The United States Geological Survey (USGS) announced Tuesday that its latest estimate of the Wolfcamp shale portion of the Permian Basin contains an estimated 20 billion barrels of oil, 16 trillion cubic feet of natural gas and 1.6 billion barrels of natural gas liquids (NGLs). The estimate includes continuous, unconventional (typically horizontally drilled and fracked) oil and is made up of undiscovered, technically recoverable barrels.
These barrels may or may not ever be produced, and that’s the tricky bit about the USGS estimate. The USGS defines “undiscovered” this way: “Resources postulated, on the basis of geologic knowledge and theory, to exist outside of known fields or accumulations. Included also are resources from undiscovered pools within known fields to the extent that they occur within separate plays.” In other words, a very educated guess, but a guess nevertheless.
Another definition also should be kept in mind. “Technically recoverable” means “producible using currently available technology and industry practices. USGS is the only provider of publicly available estimates of undiscovered technically recoverable oil and gas resources.”

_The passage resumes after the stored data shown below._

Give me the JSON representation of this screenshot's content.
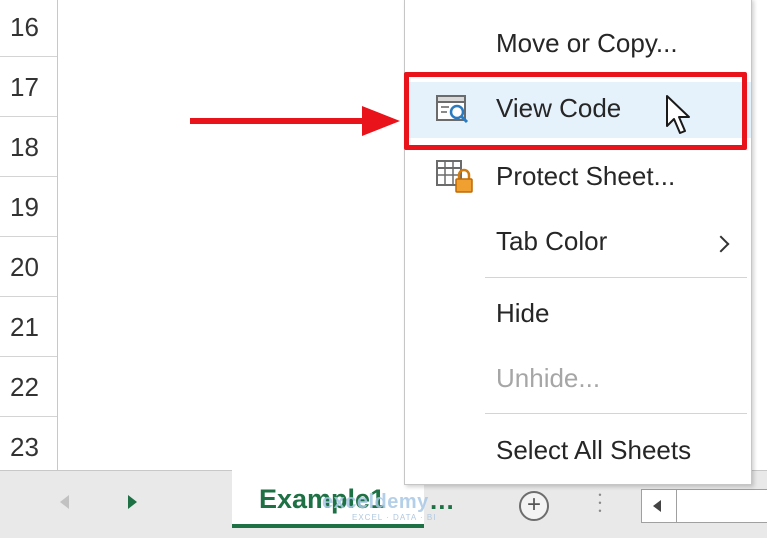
{
  "row_headers": [
    "16",
    "17",
    "18",
    "19",
    "20",
    "21",
    "22",
    "23"
  ],
  "context_menu": {
    "items": [
      {
        "label": "Move or Copy...",
        "icon": ""
      },
      {
        "label": "View Code",
        "icon": "view-code-icon",
        "highlighted": true
      },
      {
        "label": "Protect Sheet...",
        "icon": "protect-sheet-icon"
      },
      {
        "label": "Tab Color",
        "icon": "",
        "submenu": true
      },
      {
        "label": "Hide",
        "icon": ""
      },
      {
        "label": "Unhide...",
        "icon": "",
        "disabled": true
      },
      {
        "label": "Select All Sheets",
        "icon": ""
      }
    ]
  },
  "sheet_tabs": {
    "active_tab": "Example1",
    "overflow": "...",
    "add_sheet": "+"
  },
  "watermark": {
    "brand": "exceldemy",
    "tagline": "EXCEL · DATA · BI"
  },
  "colors": {
    "excel_green": "#1e7145",
    "highlight_red": "#e8131b",
    "menu_hover": "#e5f1fb"
  }
}
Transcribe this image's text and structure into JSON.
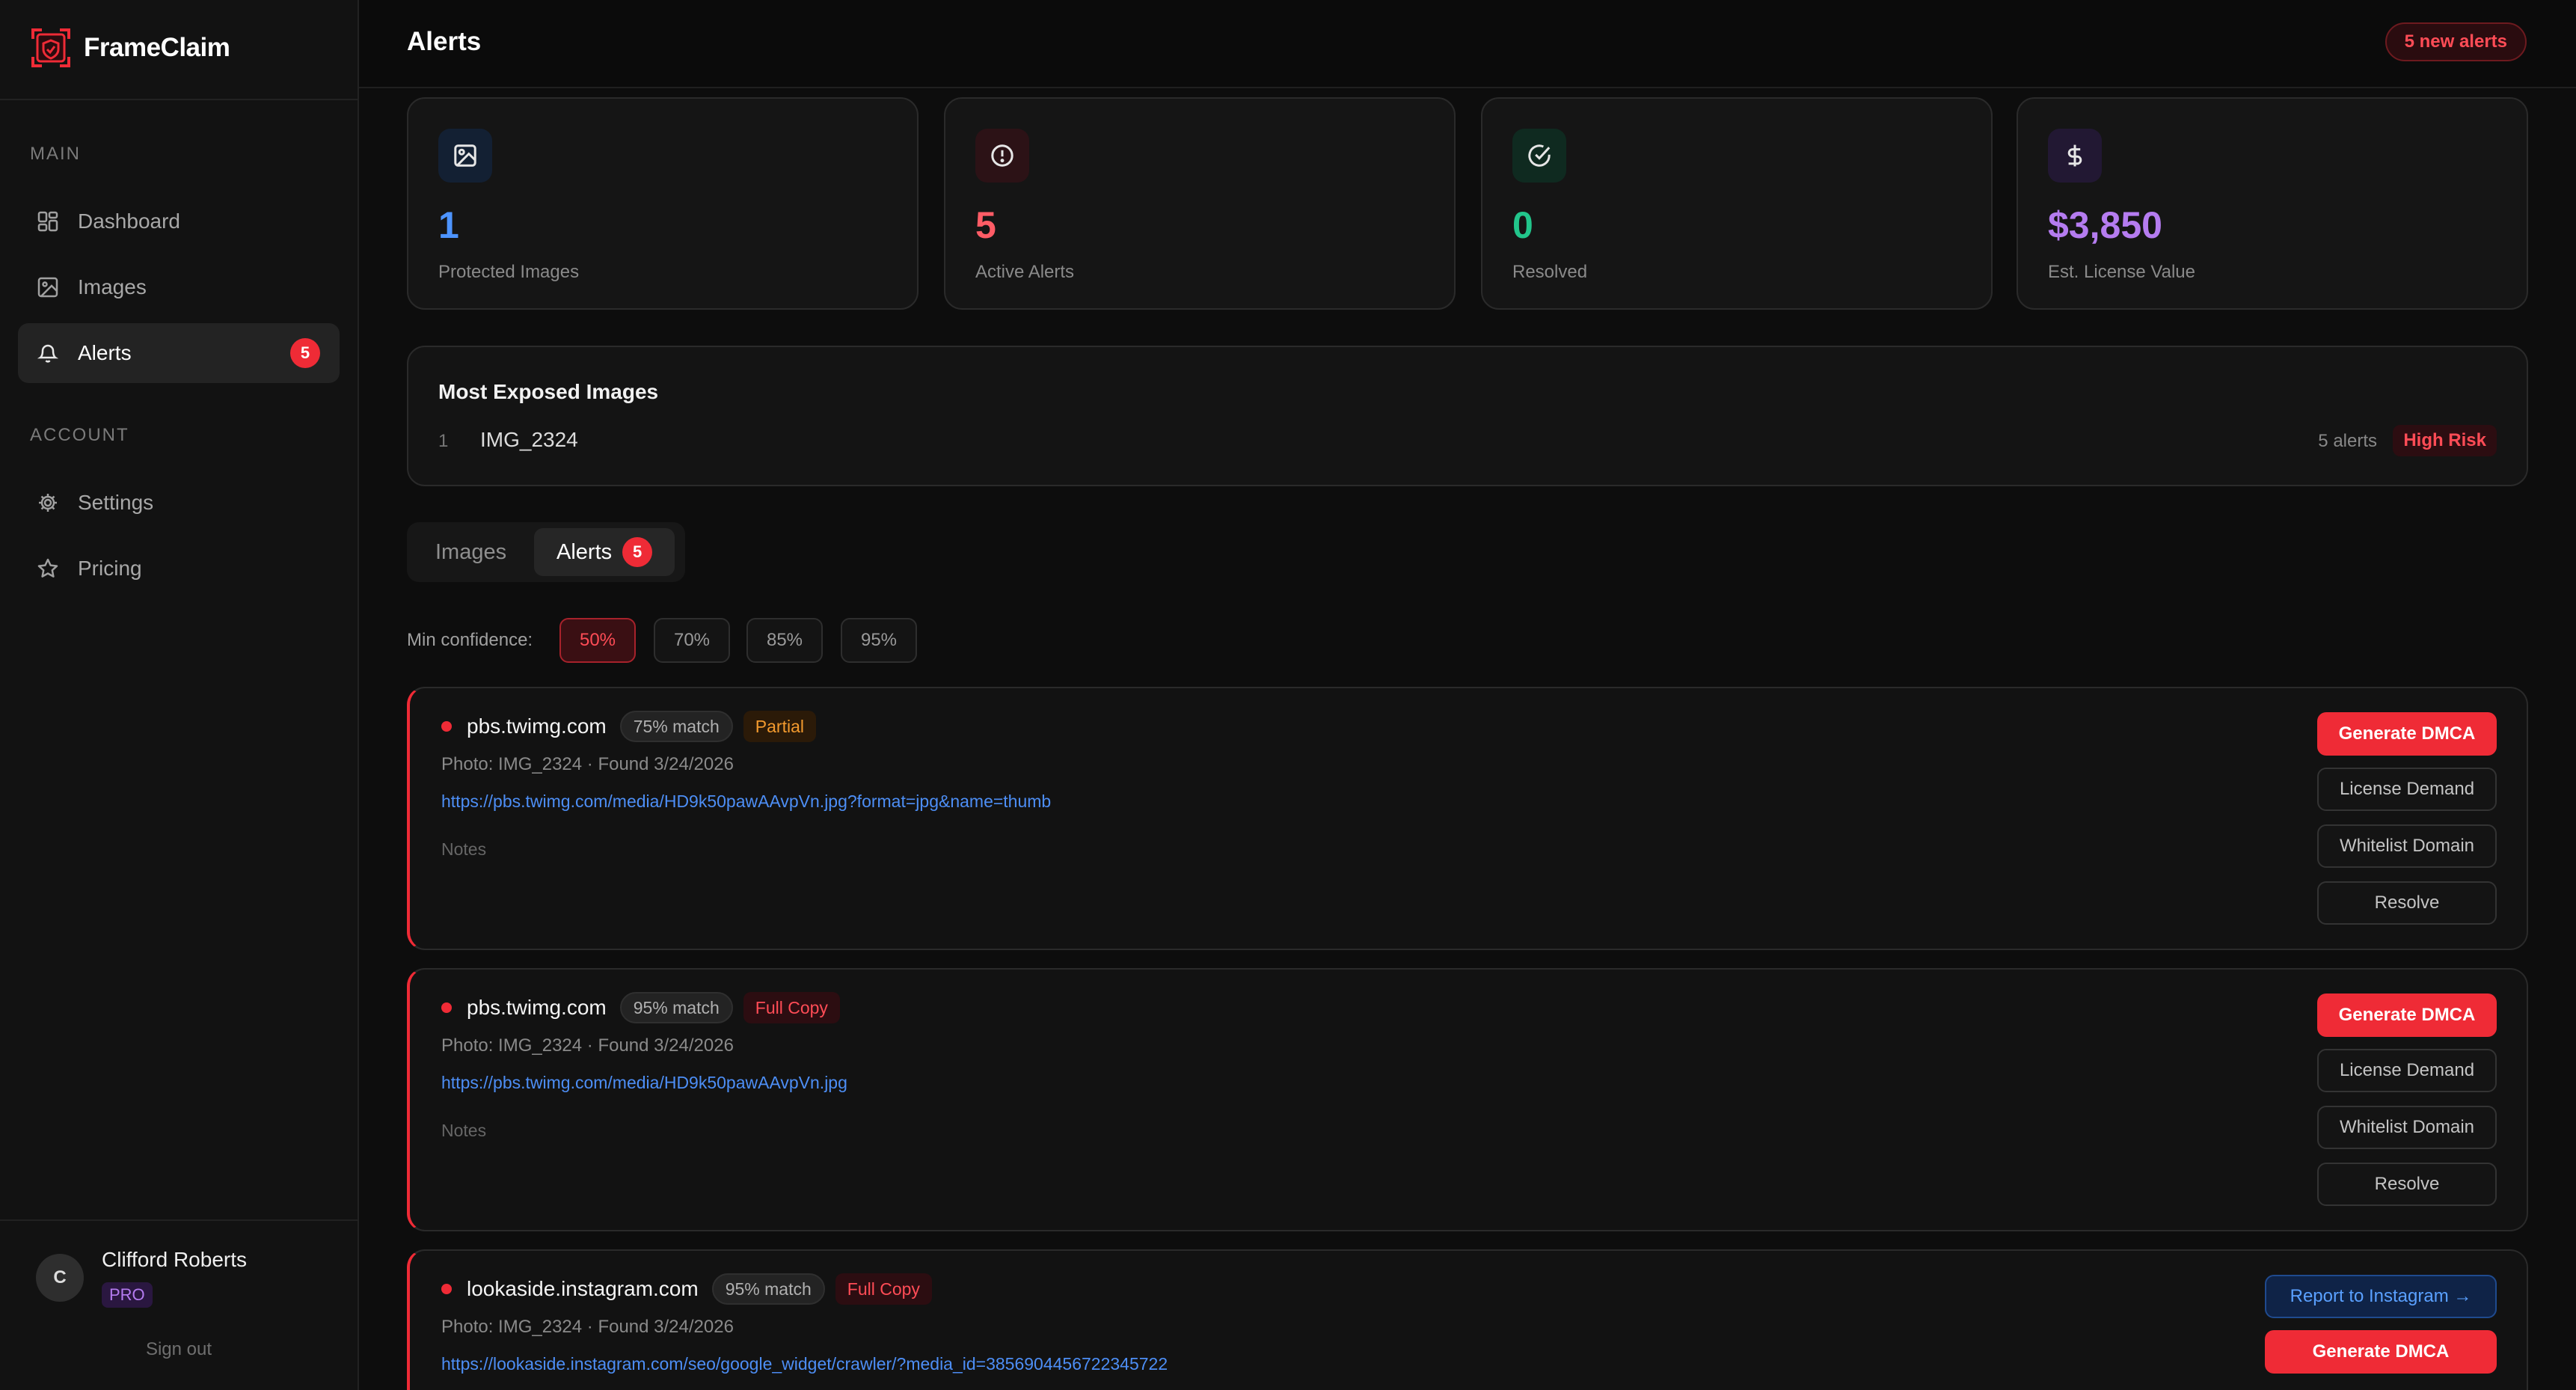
{
  "app": {
    "name": "FrameClaim"
  },
  "sidebar": {
    "sections": {
      "main": "MAIN",
      "account": "ACCOUNT"
    },
    "items": [
      {
        "label": "Dashboard",
        "icon": "dashboard-icon"
      },
      {
        "label": "Images",
        "icon": "image-icon"
      },
      {
        "label": "Alerts",
        "icon": "bell-icon",
        "badge": "5",
        "active": true
      },
      {
        "label": "Settings",
        "icon": "gear-icon"
      },
      {
        "label": "Pricing",
        "icon": "star-icon"
      }
    ],
    "user": {
      "initial": "C",
      "name": "Clifford Roberts",
      "plan": "PRO"
    },
    "signout": "Sign out"
  },
  "header": {
    "title": "Alerts",
    "new_alerts": "5 new alerts"
  },
  "stats": [
    {
      "value": "1",
      "label": "Protected Images",
      "icon": "image-icon",
      "color": "#4d94ff"
    },
    {
      "value": "5",
      "label": "Active Alerts",
      "icon": "alert-circle-icon",
      "color": "#ff5c66"
    },
    {
      "value": "0",
      "label": "Resolved",
      "icon": "check-circle-icon",
      "color": "#22c58b"
    },
    {
      "value": "$3,850",
      "label": "Est. License Value",
      "icon": "dollar-icon",
      "color": "#b57cf0"
    }
  ],
  "exposed": {
    "title": "Most Exposed Images",
    "rows": [
      {
        "rank": "1",
        "name": "IMG_2324",
        "count": "5 alerts",
        "risk": "High Risk"
      }
    ]
  },
  "tabs": [
    {
      "label": "Images"
    },
    {
      "label": "Alerts",
      "badge": "5",
      "active": true
    }
  ],
  "filter": {
    "label": "Min confidence:",
    "options": [
      "50%",
      "70%",
      "85%",
      "95%"
    ],
    "selected": "50%"
  },
  "alerts": [
    {
      "domain": "pbs.twimg.com",
      "match": "75% match",
      "type": "Partial",
      "meta": "Photo: IMG_2324 · Found 3/24/2026",
      "url": "https://pbs.twimg.com/media/HD9k50pawAAvpVn.jpg?format=jpg&name=thumb",
      "notes": "Notes",
      "actions": [
        "Generate DMCA",
        "License Demand",
        "Whitelist Domain",
        "Resolve"
      ]
    },
    {
      "domain": "pbs.twimg.com",
      "match": "95% match",
      "type": "Full Copy",
      "meta": "Photo: IMG_2324 · Found 3/24/2026",
      "url": "https://pbs.twimg.com/media/HD9k50pawAAvpVn.jpg",
      "notes": "Notes",
      "actions": [
        "Generate DMCA",
        "License Demand",
        "Whitelist Domain",
        "Resolve"
      ]
    },
    {
      "domain": "lookaside.instagram.com",
      "match": "95% match",
      "type": "Full Copy",
      "meta": "Photo: IMG_2324 · Found 3/24/2026",
      "url": "https://lookaside.instagram.com/seo/google_widget/crawler/?media_id=3856904456722345722",
      "actions": [
        "Report to Instagram →",
        "Generate DMCA"
      ]
    }
  ]
}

In other words, these barrels may not be as numerous as the USGS estimates, nor may they be economically recoverable with a certainty of about 90%, the definition of a “proved reserve.” Still, 20 billion barrels is lot of oil.
A USGS official said:
The fact that this is the largest assessment of continuous oil we have ever done just goes to show that, even in areas that have produced billions of barrels of oil, there is still the potential to find billions more. Changes in technology and industry practices can have significant effects on what resources are technically recoverable, and that’s why we continue to perform resource assessments throughout the United States and the world.
Lease prices in the Permian Basin have skyrocketed in recent months as the basin’s oil remains among the cheapest to produce and get to market of any field in the country. RSP Permian last month paid $2.5 billion for leases on 41,000 net acres in another portion of the Permian called the Delaware Basin. That works out to about $61,000 an acre for current production of about 15,000 barrels of oil equivalent per day of net production from 58 producing and another 3,200 gross and 1,950 net total undeveloped drilling locations.
The USGS assessment of the Wolfcamp shale is the agency’s first assessment of continuous resources in the Midland Basin portion of the Permian.